Lunedì - VI settimana del Tempo Ordinario

Letture: Gc 1,1-11 / Sal 118 / Mc 8,11-13


PERFETTA LETIZIA



Ancora inebriati dai profumi e dai doni della Pasqua, ci immergiamo con gratitudine e fiducia nel ritmo fecondo del tempo ordinario. L'invito immediato, esplicito e utilissimo che le Scritture ci rivolgono è quello di imparare ad avere uno sguardo illuminato e profondo su quanto la vita ci sta offrendo. Si chiama «sapienza» (Gc 1,5) questa capacità di cogliere il senso ultimo delle cose che accadono ed è uno dei doni che lo Spirito di Dio può e vuole infondere in noi. Spesso siamo sprovvisti di questo sguardo ampio e acuto e stufiamo il Signore con le nostre capricciose domande, come già prima di noi facevano i farisei: «E incominciarono a discutere con Gesù, chiedendogli un segno dal cielo, per metterlo alla prova» (Mc 8,11). Certo, la vita è difficile, talvolta incomprensibile, non di rado assurda e dolorosa. Facilmente ci scoraggiamo nell'affrontare i suoi ripidi sentieri, ci stanchiamo di cercare risposte per gli avvenimenti inattesi e tristi che accadono e con estrema ingenuità ci rifugiamo nei sogni oppure tentiamo di aggrapparci a sicurezze tanto flaccide quanto effimere. In maniera molto nascosta e devota mettiamo infine alla prova Dio che, naturalmente, è il principale responsabile della insormontabile fatica di vivere.

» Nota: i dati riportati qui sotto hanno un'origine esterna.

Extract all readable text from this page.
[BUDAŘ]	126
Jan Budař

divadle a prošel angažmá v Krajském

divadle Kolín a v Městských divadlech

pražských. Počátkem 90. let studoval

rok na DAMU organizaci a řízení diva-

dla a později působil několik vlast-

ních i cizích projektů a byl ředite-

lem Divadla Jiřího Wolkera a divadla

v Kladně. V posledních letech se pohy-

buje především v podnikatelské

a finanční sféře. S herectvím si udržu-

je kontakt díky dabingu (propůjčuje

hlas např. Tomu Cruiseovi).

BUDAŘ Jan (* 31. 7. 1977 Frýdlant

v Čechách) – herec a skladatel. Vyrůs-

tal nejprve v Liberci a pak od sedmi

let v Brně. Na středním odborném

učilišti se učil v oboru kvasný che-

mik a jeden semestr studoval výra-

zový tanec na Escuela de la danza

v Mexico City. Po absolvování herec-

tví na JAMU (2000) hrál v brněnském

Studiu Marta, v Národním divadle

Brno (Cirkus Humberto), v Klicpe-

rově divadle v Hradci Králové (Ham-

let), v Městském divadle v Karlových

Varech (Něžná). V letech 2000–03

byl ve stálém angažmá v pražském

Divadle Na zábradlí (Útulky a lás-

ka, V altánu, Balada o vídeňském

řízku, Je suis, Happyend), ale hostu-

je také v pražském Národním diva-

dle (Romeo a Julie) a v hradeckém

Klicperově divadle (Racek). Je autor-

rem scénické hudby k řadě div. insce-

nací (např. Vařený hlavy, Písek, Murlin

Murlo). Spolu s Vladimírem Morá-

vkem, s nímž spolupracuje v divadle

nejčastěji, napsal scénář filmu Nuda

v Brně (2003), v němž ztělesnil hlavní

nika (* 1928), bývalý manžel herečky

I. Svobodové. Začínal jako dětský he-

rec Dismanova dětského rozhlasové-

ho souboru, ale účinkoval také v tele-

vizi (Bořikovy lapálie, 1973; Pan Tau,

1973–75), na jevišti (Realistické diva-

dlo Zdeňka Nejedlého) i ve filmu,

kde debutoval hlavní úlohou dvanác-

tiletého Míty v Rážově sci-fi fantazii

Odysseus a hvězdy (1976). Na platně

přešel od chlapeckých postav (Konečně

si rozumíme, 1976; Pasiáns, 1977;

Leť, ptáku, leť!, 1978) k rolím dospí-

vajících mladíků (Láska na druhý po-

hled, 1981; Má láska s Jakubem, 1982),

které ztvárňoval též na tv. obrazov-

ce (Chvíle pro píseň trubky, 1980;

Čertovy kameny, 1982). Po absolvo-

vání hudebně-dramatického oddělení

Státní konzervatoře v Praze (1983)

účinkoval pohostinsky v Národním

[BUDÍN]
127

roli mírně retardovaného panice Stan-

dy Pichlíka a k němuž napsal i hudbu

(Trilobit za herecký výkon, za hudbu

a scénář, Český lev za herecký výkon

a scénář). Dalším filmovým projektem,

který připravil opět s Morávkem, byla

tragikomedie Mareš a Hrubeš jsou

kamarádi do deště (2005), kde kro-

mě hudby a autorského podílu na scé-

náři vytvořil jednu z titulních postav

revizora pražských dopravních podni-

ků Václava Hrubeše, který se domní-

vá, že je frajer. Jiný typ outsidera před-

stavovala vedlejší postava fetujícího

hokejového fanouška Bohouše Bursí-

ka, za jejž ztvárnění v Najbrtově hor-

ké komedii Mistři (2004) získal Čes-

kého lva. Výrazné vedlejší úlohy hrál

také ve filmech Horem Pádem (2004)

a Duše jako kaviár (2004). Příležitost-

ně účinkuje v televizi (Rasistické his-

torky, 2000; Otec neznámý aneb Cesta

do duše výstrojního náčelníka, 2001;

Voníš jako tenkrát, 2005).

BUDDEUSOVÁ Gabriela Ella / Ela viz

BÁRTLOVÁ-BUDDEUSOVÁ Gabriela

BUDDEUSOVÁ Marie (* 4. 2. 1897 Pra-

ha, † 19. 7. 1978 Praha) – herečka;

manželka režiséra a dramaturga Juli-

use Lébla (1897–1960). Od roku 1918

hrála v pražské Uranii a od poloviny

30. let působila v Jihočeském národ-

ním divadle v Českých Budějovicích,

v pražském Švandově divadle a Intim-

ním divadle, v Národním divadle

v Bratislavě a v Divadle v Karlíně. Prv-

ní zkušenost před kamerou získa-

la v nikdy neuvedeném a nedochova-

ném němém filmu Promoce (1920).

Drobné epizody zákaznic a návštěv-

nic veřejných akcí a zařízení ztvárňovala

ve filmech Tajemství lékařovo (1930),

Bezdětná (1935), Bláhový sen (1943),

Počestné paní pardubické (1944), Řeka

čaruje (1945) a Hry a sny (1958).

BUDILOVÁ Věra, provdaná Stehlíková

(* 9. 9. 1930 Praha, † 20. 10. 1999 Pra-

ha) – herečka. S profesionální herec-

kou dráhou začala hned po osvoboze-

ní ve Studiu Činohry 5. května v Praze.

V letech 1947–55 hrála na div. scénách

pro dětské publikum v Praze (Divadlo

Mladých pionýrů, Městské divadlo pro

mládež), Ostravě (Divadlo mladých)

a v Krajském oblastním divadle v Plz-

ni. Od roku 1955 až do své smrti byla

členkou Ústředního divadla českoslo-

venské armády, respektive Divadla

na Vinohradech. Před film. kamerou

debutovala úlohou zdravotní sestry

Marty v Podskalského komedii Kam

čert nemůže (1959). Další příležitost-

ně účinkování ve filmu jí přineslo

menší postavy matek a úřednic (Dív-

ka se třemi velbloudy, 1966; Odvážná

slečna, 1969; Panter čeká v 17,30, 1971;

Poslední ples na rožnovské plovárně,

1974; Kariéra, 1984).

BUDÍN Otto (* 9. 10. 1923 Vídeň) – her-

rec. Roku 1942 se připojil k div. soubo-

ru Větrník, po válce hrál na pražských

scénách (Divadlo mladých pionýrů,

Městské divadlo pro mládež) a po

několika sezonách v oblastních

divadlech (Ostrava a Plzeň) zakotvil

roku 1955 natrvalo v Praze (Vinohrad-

Ma il Signore reagisce con tono secco e deciso ai nostri subdoli tentativi di metterlo sul banco degli imputati senza un'onesta concessione di contraddittorio (che nel linguaggio religioso si chiama preghiera). Addirittura sbuffa di fronte al nostro esagerato bisogno di segni e di conferme, oltre a quelle già abbondantemente seminate nei nostri giorni, ed emettendo «un profondo sospiro» esclama: «Non sarà dato alcun segno a questa generazione» (8,12). Ci abbandona così il Maestro, oggi e tutte le volte che il nostro essere discepoli in ascolto si trasforma in un'infantile e arrogante monologo: «E, lasciatili, risalì sulla barca e si avviò all'altra sponda» (8,13). Si allontana e ci lascia soli, affinché comprendiamo che il senso della vita non è la continua verifica dei segni di amore che Dio sempre dona, ma una prova da assumere, senza paura e senza superficialità, per poter diventare figli amati e amanti, nella libertà. I giorni che trascorrono ci servono per mettere alla «prova» la nostra «fede» (Gc 1,3) in questo meraviglioso progetto e per imparare a vivere la «pazienza» che è la prima qualità dell'amore vero (cf 1Cor 13,4). Il Signore non si diverte certo a lasciarci vivere momenti di sofferta e non scelta solitudine, ma nello stesso tempo non si spaventa se in questi lunghissimi istanti ci capita di dimorare e di ricadere spesso, perché sono attraversamenti necessari per poter giungere ad essere «perfetti e integri, senza mancare di nulla» (Gc 1,4). 


Quando accettiamo di restare nei nostri vuoti per camminare e vivere nella fede, noi smettiamo di essere uomini deboli ed esitanti, simili «all'onda del mare mossa e agitata dal vento» (1,6) e diventiamo adulti capaci di spendersi «generosamente e senza rinfacciare» (1,5). Allora non stiamo più a guardare e a chiederci se siamo «di umili condizioni» (1,9) oppure se assomigliamo al «ricco» (1,10), perché impariamo a considerare «perfetta letizia» (1,2) tutte quelle «prove» che immediatamente sembrano turbare i nostri sogni e allontanare i nostri progetti di felicità. Francesco d'Assisi aveva capito bene che le umiliazioni della vita sono l'opportunità concreta per diventare autenticamente umili. Chiamava letizia perfetta le occasioni di essere trattato come l'ultimo e il «servo» (1,1) di tutti. Chiamava minori i fratelli che il Signore gli aveva donato i quali dovevano essere – come lui – più piccoli di tutto e di tutti, per non stancarsi mai di apprendere e ricevere il dono più grande che la vita ci insegna e che Dio ci concede: «l'umiltà del cuore» (salmo responsoriale).